Le présent Appel à contribution propose une entrée ciblée dans ce champ de recherche foisonnant : la question du regard. Il s’inspire des travaux du « Care and Images Collective », fondé par les anthropologues Barbara Pieta et Paolo Favero (voir Pieta et Favero 2023 ; ainsi que les articles dans le numéro spécial de Pieta et Sokolovsky 2021a), qui mettent en lumière « le lien entre regarder, être regardé·e et le soin, en tant qu’entreprise émique et pratique ethnographique encastrée dans des expériences multisensorielles », autrement dit « l’intersection entre le soin, les images, la vision et la visualité » (Pieta et Sokolovsky 2021b : 1 ; voir aussi Aulino 2020). Ainsi, la question de recherche générale qui guide ce numéro est la suivante : comment soigner le regard pour regarder le soin, autrement dit pour voir, documenter, puis représenter les actes et gestes du care, banals, voire invisibles, et pourtant lourdement chargés de sens, d’histoires, de relations et d’affects ?

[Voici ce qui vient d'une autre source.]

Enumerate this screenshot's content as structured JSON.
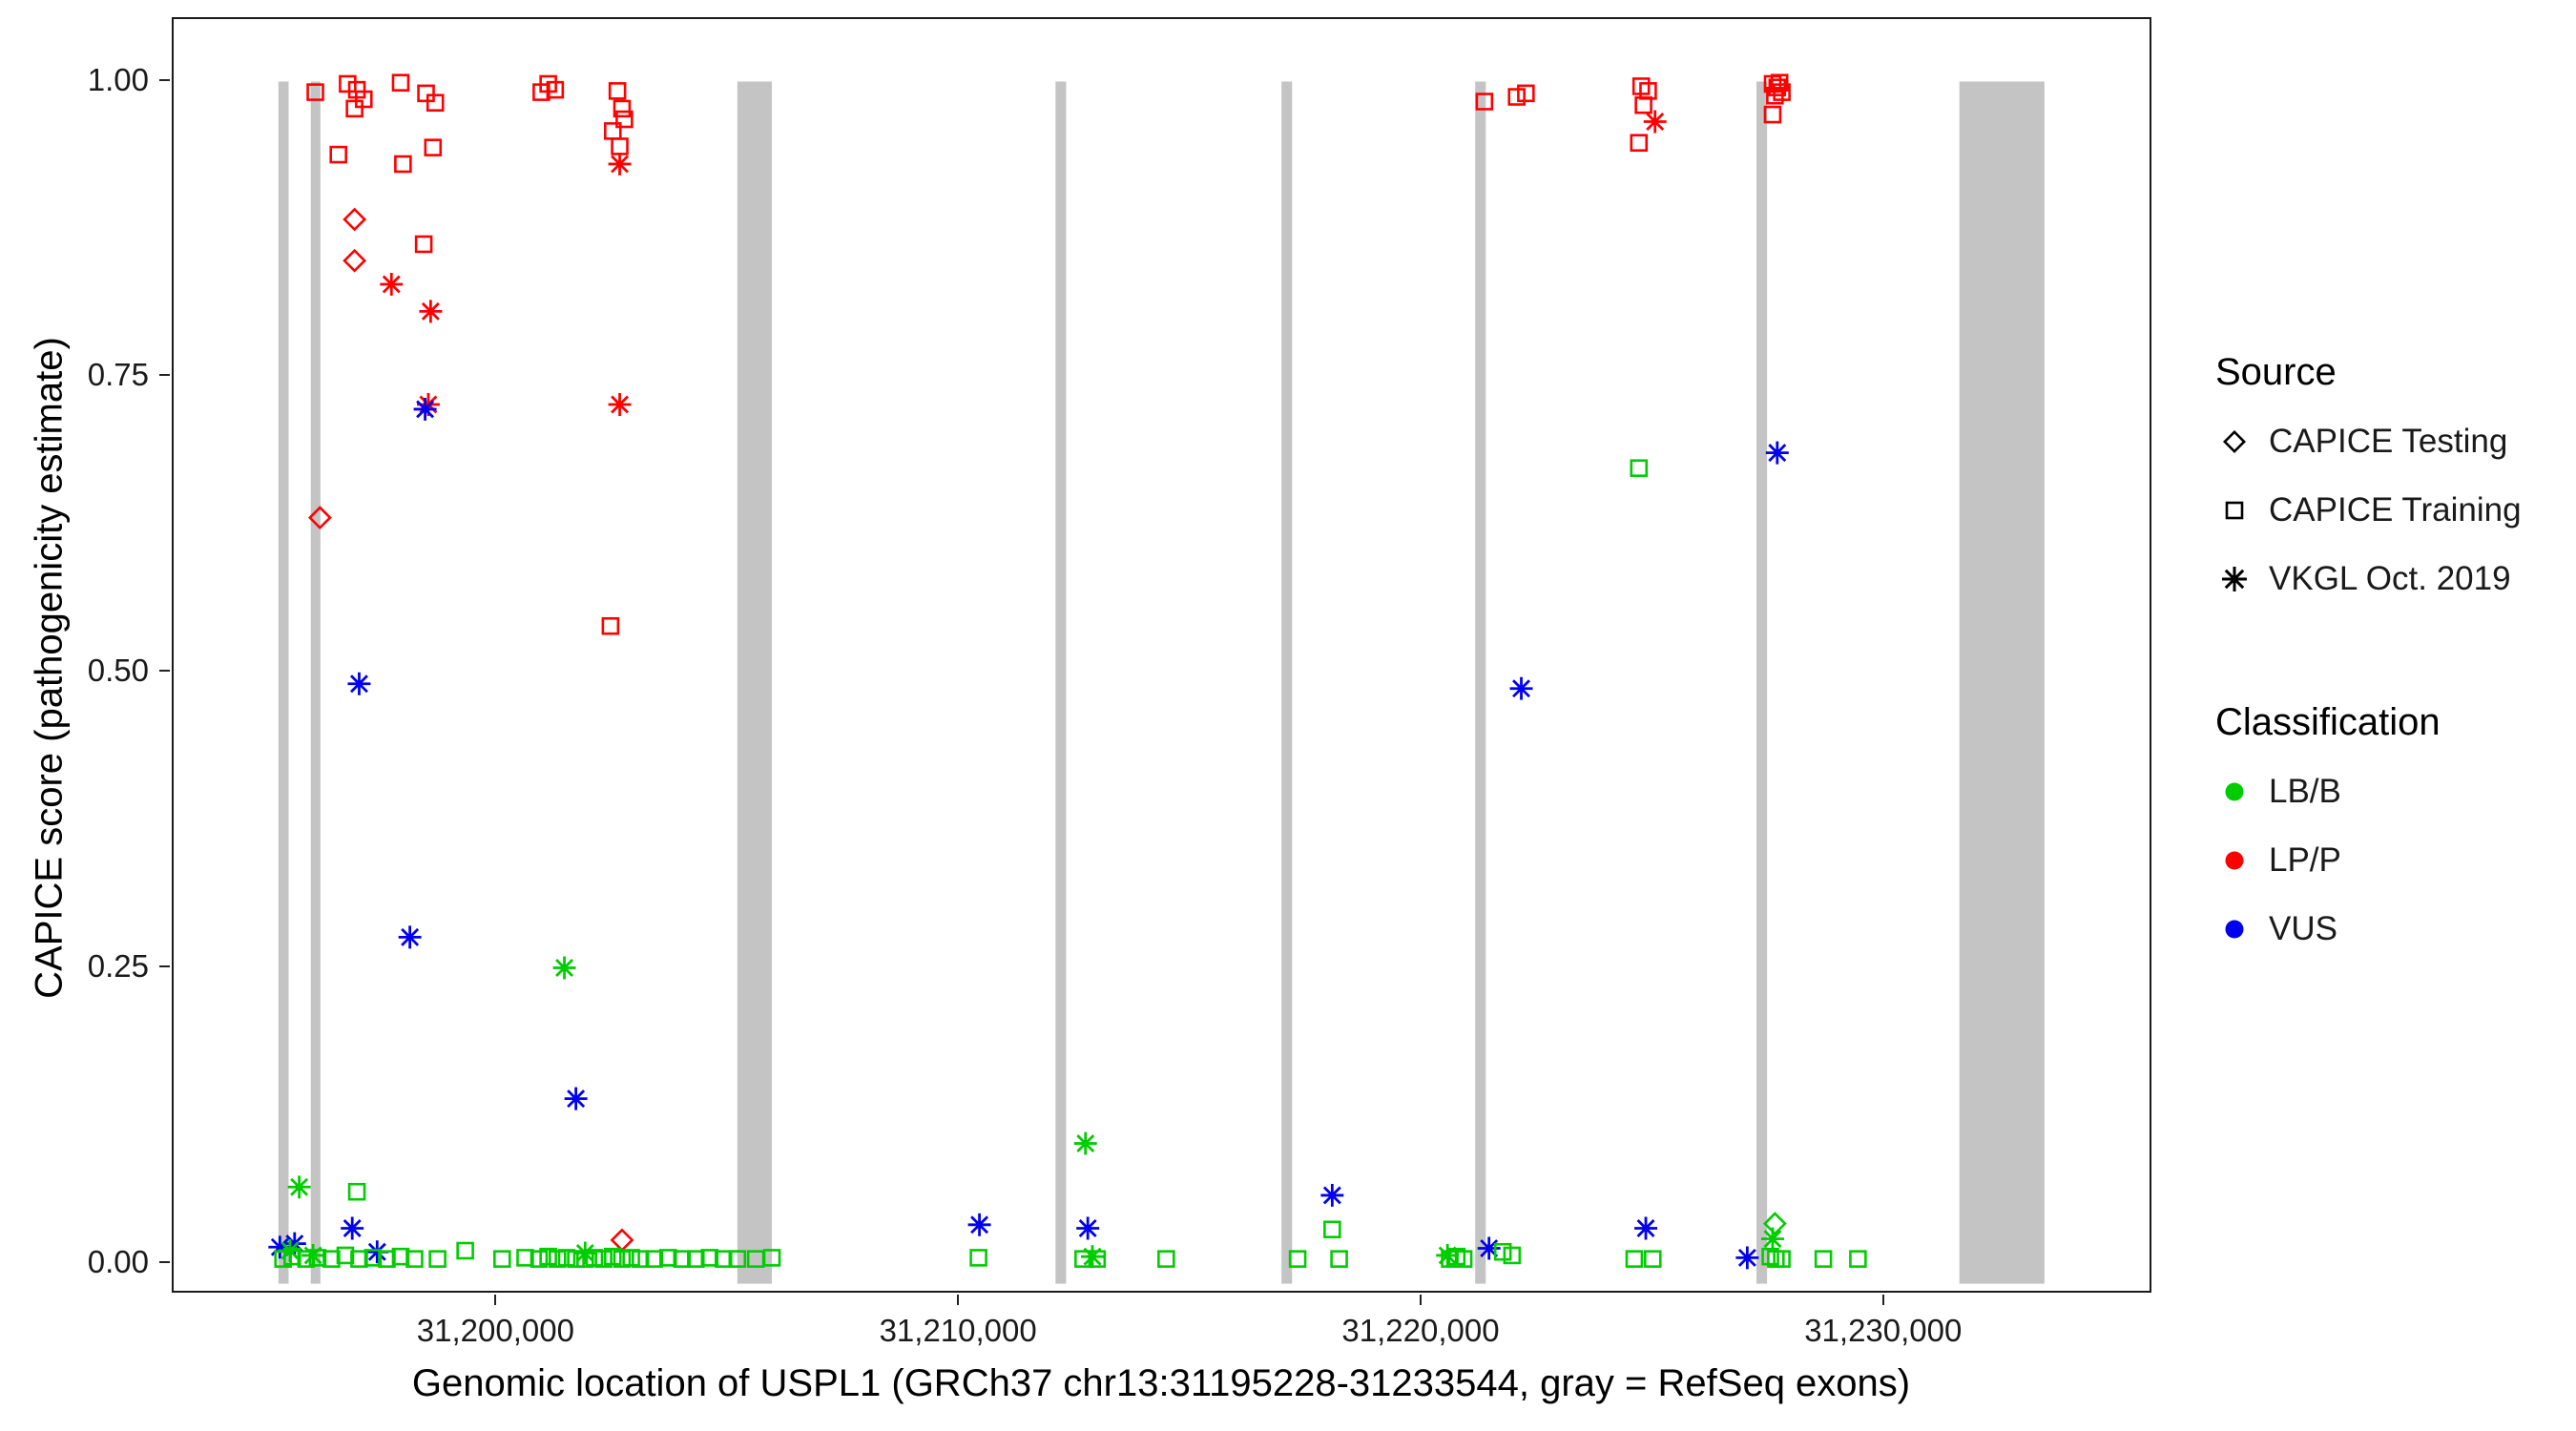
{
  "figure": {
    "y_axis_label": "CAPICE score (pathogenicity estimate)",
    "x_axis_label": "Genomic location of USPL1 (GRCh37 chr13:31195228-31233544, gray = RefSeq exons)"
  },
  "legend": {
    "source_title": "Source",
    "source_items": [
      {
        "label": "CAPICE Testing",
        "shape": "diamond"
      },
      {
        "label": "CAPICE Training",
        "shape": "square"
      },
      {
        "label": "VKGL Oct. 2019",
        "shape": "asterisk"
      }
    ],
    "classification_title": "Classification",
    "classification_items": [
      {
        "label": "LB/B",
        "color": "#00CD00"
      },
      {
        "label": "LP/P",
        "color": "#FF0000"
      },
      {
        "label": "VUS",
        "color": "#0000EE"
      }
    ]
  },
  "chart_data": {
    "type": "scatter",
    "title": "",
    "xlabel": "Genomic location of USPL1 (GRCh37 chr13:31195228-31233544, gray = RefSeq exons)",
    "ylabel": "CAPICE score (pathogenicity estimate)",
    "xlim": [
      31193000,
      31235800
    ],
    "ylim": [
      -0.026,
      1.053
    ],
    "grid": false,
    "legend_position": "right",
    "x_ticks": [
      {
        "value": 31200000,
        "label": "31,200,000"
      },
      {
        "value": 31210000,
        "label": "31,210,000"
      },
      {
        "value": 31220000,
        "label": "31,220,000"
      },
      {
        "value": 31230000,
        "label": "31,230,000"
      }
    ],
    "y_ticks": [
      {
        "value": 0.0,
        "label": "0.00"
      },
      {
        "value": 0.25,
        "label": "0.25"
      },
      {
        "value": 0.5,
        "label": "0.50"
      },
      {
        "value": 0.75,
        "label": "0.75"
      },
      {
        "value": 1.0,
        "label": "1.00"
      }
    ],
    "exon_color": "#C4C4C4",
    "exons": [
      [
        31195250,
        31195470
      ],
      [
        31195950,
        31196160
      ],
      [
        31205200,
        31205950
      ],
      [
        31212100,
        31212330
      ],
      [
        31217000,
        31217230
      ],
      [
        31221200,
        31221430
      ],
      [
        31227300,
        31227530
      ],
      [
        31231700,
        31233544
      ]
    ],
    "colors": {
      "LB": "#00CD00",
      "LP": "#FF0000",
      "VUS": "#0000EE"
    },
    "shapes": {
      "sq": "open-square (CAPICE Training)",
      "di": "open-diamond (CAPICE Testing)",
      "as": "asterisk (VKGL Oct. 2019)"
    },
    "points": [
      [
        31196050,
        0.991,
        "sq",
        "LP"
      ],
      [
        31196750,
        0.998,
        "sq",
        "LP"
      ],
      [
        31196950,
        0.993,
        "sq",
        "LP"
      ],
      [
        31197100,
        0.985,
        "sq",
        "LP"
      ],
      [
        31196900,
        0.977,
        "sq",
        "LP"
      ],
      [
        31197900,
        0.999,
        "sq",
        "LP"
      ],
      [
        31198450,
        0.99,
        "sq",
        "LP"
      ],
      [
        31198650,
        0.982,
        "sq",
        "LP"
      ],
      [
        31196550,
        0.938,
        "sq",
        "LP"
      ],
      [
        31197950,
        0.93,
        "sq",
        "LP"
      ],
      [
        31198600,
        0.944,
        "sq",
        "LP"
      ],
      [
        31198400,
        0.862,
        "sq",
        "LP"
      ],
      [
        31196900,
        0.883,
        "di",
        "LP"
      ],
      [
        31196900,
        0.848,
        "di",
        "LP"
      ],
      [
        31196150,
        0.63,
        "di",
        "LP"
      ],
      [
        31197700,
        0.828,
        "as",
        "LP"
      ],
      [
        31198550,
        0.805,
        "as",
        "LP"
      ],
      [
        31198500,
        0.726,
        "as",
        "LP"
      ],
      [
        31198430,
        0.722,
        "as",
        "VUS"
      ],
      [
        31197000,
        0.489,
        "as",
        "VUS"
      ],
      [
        31198100,
        0.274,
        "as",
        "VUS"
      ],
      [
        31200950,
        0.991,
        "sq",
        "LP"
      ],
      [
        31201100,
        0.998,
        "sq",
        "LP"
      ],
      [
        31201250,
        0.993,
        "sq",
        "LP"
      ],
      [
        31202600,
        0.992,
        "sq",
        "LP"
      ],
      [
        31202700,
        0.977,
        "sq",
        "LP"
      ],
      [
        31202750,
        0.968,
        "sq",
        "LP"
      ],
      [
        31202500,
        0.958,
        "sq",
        "LP"
      ],
      [
        31202650,
        0.945,
        "sq",
        "LP"
      ],
      [
        31202650,
        0.93,
        "as",
        "LP"
      ],
      [
        31202650,
        0.726,
        "as",
        "LP"
      ],
      [
        31202450,
        0.538,
        "sq",
        "LP"
      ],
      [
        31201450,
        0.248,
        "as",
        "LB"
      ],
      [
        31201700,
        0.137,
        "as",
        "VUS"
      ],
      [
        31221400,
        0.983,
        "sq",
        "LP"
      ],
      [
        31222100,
        0.987,
        "sq",
        "LP"
      ],
      [
        31222300,
        0.99,
        "sq",
        "LP"
      ],
      [
        31222200,
        0.485,
        "as",
        "VUS"
      ],
      [
        31224800,
        0.996,
        "sq",
        "LP"
      ],
      [
        31224950,
        0.992,
        "sq",
        "LP"
      ],
      [
        31224850,
        0.98,
        "sq",
        "LP"
      ],
      [
        31224750,
        0.948,
        "sq",
        "LP"
      ],
      [
        31225100,
        0.966,
        "as",
        "LP"
      ],
      [
        31224750,
        0.672,
        "sq",
        "LB"
      ],
      [
        31224900,
        0.027,
        "as",
        "VUS"
      ],
      [
        31224650,
        0.001,
        "sq",
        "LB"
      ],
      [
        31225050,
        0.001,
        "sq",
        "LB"
      ],
      [
        31227650,
        0.998,
        "sq",
        "LP"
      ],
      [
        31227750,
        0.995,
        "sq",
        "LP"
      ],
      [
        31227850,
        0.991,
        "sq",
        "LP"
      ],
      [
        31227800,
        0.999,
        "sq",
        "LP"
      ],
      [
        31227700,
        0.988,
        "sq",
        "LP"
      ],
      [
        31227650,
        0.972,
        "sq",
        "LP"
      ],
      [
        31227750,
        0.685,
        "as",
        "VUS"
      ],
      [
        31227100,
        0.002,
        "as",
        "VUS"
      ],
      [
        31227700,
        0.031,
        "di",
        "LB"
      ],
      [
        31227650,
        0.018,
        "as",
        "LB"
      ],
      [
        31227600,
        0.003,
        "sq",
        "LB"
      ],
      [
        31227720,
        0.001,
        "sq",
        "LB"
      ],
      [
        31227850,
        0.001,
        "sq",
        "LB"
      ],
      [
        31228750,
        0.001,
        "sq",
        "LB"
      ],
      [
        31229500,
        0.001,
        "sq",
        "LB"
      ],
      [
        31210450,
        0.03,
        "as",
        "VUS"
      ],
      [
        31210430,
        0.002,
        "sq",
        "LB"
      ],
      [
        31212750,
        0.099,
        "as",
        "LB"
      ],
      [
        31212800,
        0.027,
        "as",
        "VUS"
      ],
      [
        31212700,
        0.001,
        "sq",
        "LB"
      ],
      [
        31212900,
        0.003,
        "as",
        "LB"
      ],
      [
        31213000,
        0.001,
        "sq",
        "LB"
      ],
      [
        31214500,
        0.001,
        "sq",
        "LB"
      ],
      [
        31218100,
        0.055,
        "as",
        "VUS"
      ],
      [
        31218100,
        0.026,
        "sq",
        "LB"
      ],
      [
        31217350,
        0.001,
        "sq",
        "LB"
      ],
      [
        31218250,
        0.001,
        "sq",
        "LB"
      ],
      [
        31220600,
        0.004,
        "as",
        "LB"
      ],
      [
        31220650,
        0.001,
        "sq",
        "LB"
      ],
      [
        31220800,
        0.003,
        "sq",
        "LB"
      ],
      [
        31220950,
        0.001,
        "sq",
        "LB"
      ],
      [
        31221500,
        0.01,
        "as",
        "VUS"
      ],
      [
        31221800,
        0.007,
        "sq",
        "LB"
      ],
      [
        31222000,
        0.004,
        "sq",
        "LB"
      ],
      [
        31195280,
        0.011,
        "as",
        "VUS"
      ],
      [
        31195600,
        0.014,
        "as",
        "VUS"
      ],
      [
        31196850,
        0.027,
        "as",
        "VUS"
      ],
      [
        31197390,
        0.007,
        "as",
        "VUS"
      ],
      [
        31195700,
        0.062,
        "as",
        "LB"
      ],
      [
        31195500,
        0.008,
        "as",
        "LB"
      ],
      [
        31196000,
        0.004,
        "as",
        "LB"
      ],
      [
        31201900,
        0.006,
        "as",
        "LB"
      ],
      [
        31196950,
        0.058,
        "sq",
        "LB"
      ],
      [
        31202700,
        0.017,
        "di",
        "LP"
      ],
      [
        31195350,
        0.001,
        "sq",
        "LB"
      ],
      [
        31195550,
        0.003,
        "sq",
        "LB"
      ],
      [
        31195850,
        0.001,
        "sq",
        "LB"
      ],
      [
        31196100,
        0.002,
        "sq",
        "LB"
      ],
      [
        31196400,
        0.001,
        "sq",
        "LB"
      ],
      [
        31196700,
        0.004,
        "sq",
        "LB"
      ],
      [
        31197000,
        0.001,
        "sq",
        "LB"
      ],
      [
        31197300,
        0.002,
        "sq",
        "LB"
      ],
      [
        31197600,
        0.001,
        "sq",
        "LB"
      ],
      [
        31197900,
        0.003,
        "sq",
        "LB"
      ],
      [
        31198200,
        0.001,
        "sq",
        "LB"
      ],
      [
        31198700,
        0.001,
        "sq",
        "LB"
      ],
      [
        31199300,
        0.008,
        "sq",
        "LB"
      ],
      [
        31200100,
        0.001,
        "sq",
        "LB"
      ],
      [
        31200600,
        0.002,
        "sq",
        "LB"
      ],
      [
        31200900,
        0.001,
        "sq",
        "LB"
      ],
      [
        31201100,
        0.003,
        "sq",
        "LB"
      ],
      [
        31201300,
        0.001,
        "sq",
        "LB"
      ],
      [
        31201500,
        0.002,
        "sq",
        "LB"
      ],
      [
        31201700,
        0.001,
        "sq",
        "LB"
      ],
      [
        31201900,
        0.001,
        "sq",
        "LB"
      ],
      [
        31202100,
        0.002,
        "sq",
        "LB"
      ],
      [
        31202300,
        0.001,
        "sq",
        "LB"
      ],
      [
        31202500,
        0.003,
        "sq",
        "LB"
      ],
      [
        31202700,
        0.001,
        "sq",
        "LB"
      ],
      [
        31202900,
        0.002,
        "sq",
        "LB"
      ],
      [
        31203100,
        0.001,
        "sq",
        "LB"
      ],
      [
        31203400,
        0.001,
        "sq",
        "LB"
      ],
      [
        31203700,
        0.002,
        "sq",
        "LB"
      ],
      [
        31204000,
        0.001,
        "sq",
        "LB"
      ],
      [
        31204300,
        0.001,
        "sq",
        "LB"
      ],
      [
        31204600,
        0.002,
        "sq",
        "LB"
      ],
      [
        31204900,
        0.001,
        "sq",
        "LB"
      ],
      [
        31205200,
        0.001,
        "sq",
        "LB"
      ],
      [
        31205600,
        0.001,
        "sq",
        "LB"
      ],
      [
        31205950,
        0.002,
        "sq",
        "LB"
      ]
    ]
  }
}
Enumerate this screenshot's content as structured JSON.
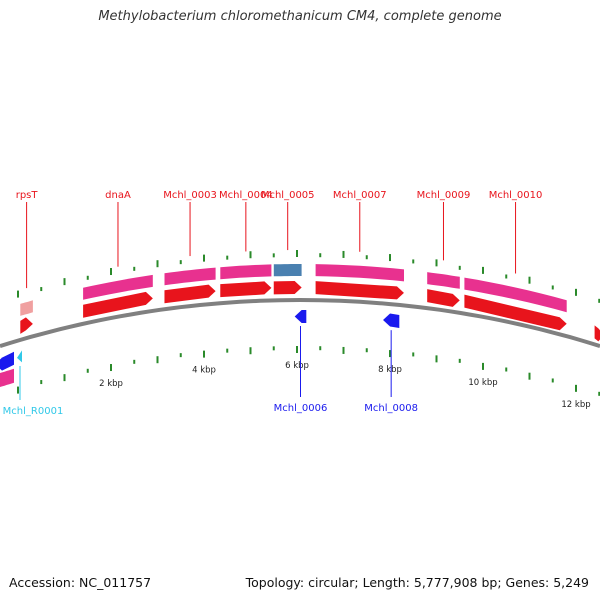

Comme l’explique Éric Gagnon (2016), le care tel qu’il a été conceptualisé par les théoriciennes de l’éthique, entre en écho avec la démarche anthropologique de trois manières. Il récuse tout d’abord l’acception kantienne du sujet – monade individuelle prise isolément de ses rapports au monde et aux autres – pour y substituer une compréhension relationnelle de la personne, mue par des attachements, des émotions et des dépendances envers autrui, qu’il soit humain ou non-humain. Dans la suite de cette conception, il présuppose une moralité relationnelle, située et réflexive, prônée aujourd’hui aussi bien par le tournant moral en anthropologie (Fassin 2012 ; Fassin et Lézé 2014) que par l’état de la réflexion sur la déontologie et les rapports avec autrui sur nos terrains (Perrin et al. 2020 ; voir aussi Yates-Doerr 2020). Enfin, puisque le care implique une charge (Noddings 1984), c’est-à-dire un travail qui va bien au-delà d’une simple attitude de sollicitude (Paperman et Laugier 2011), il soulève des enjeux d’équité au regard de la division et de la distribution de ce travail, entrant en résonance avec l’analyse anthropologique des systèmes de classification sociale à la base d’oppressions et de discriminations catégorielles, notamment le genre et la race (Schulze, Bühler et Hertz 2022).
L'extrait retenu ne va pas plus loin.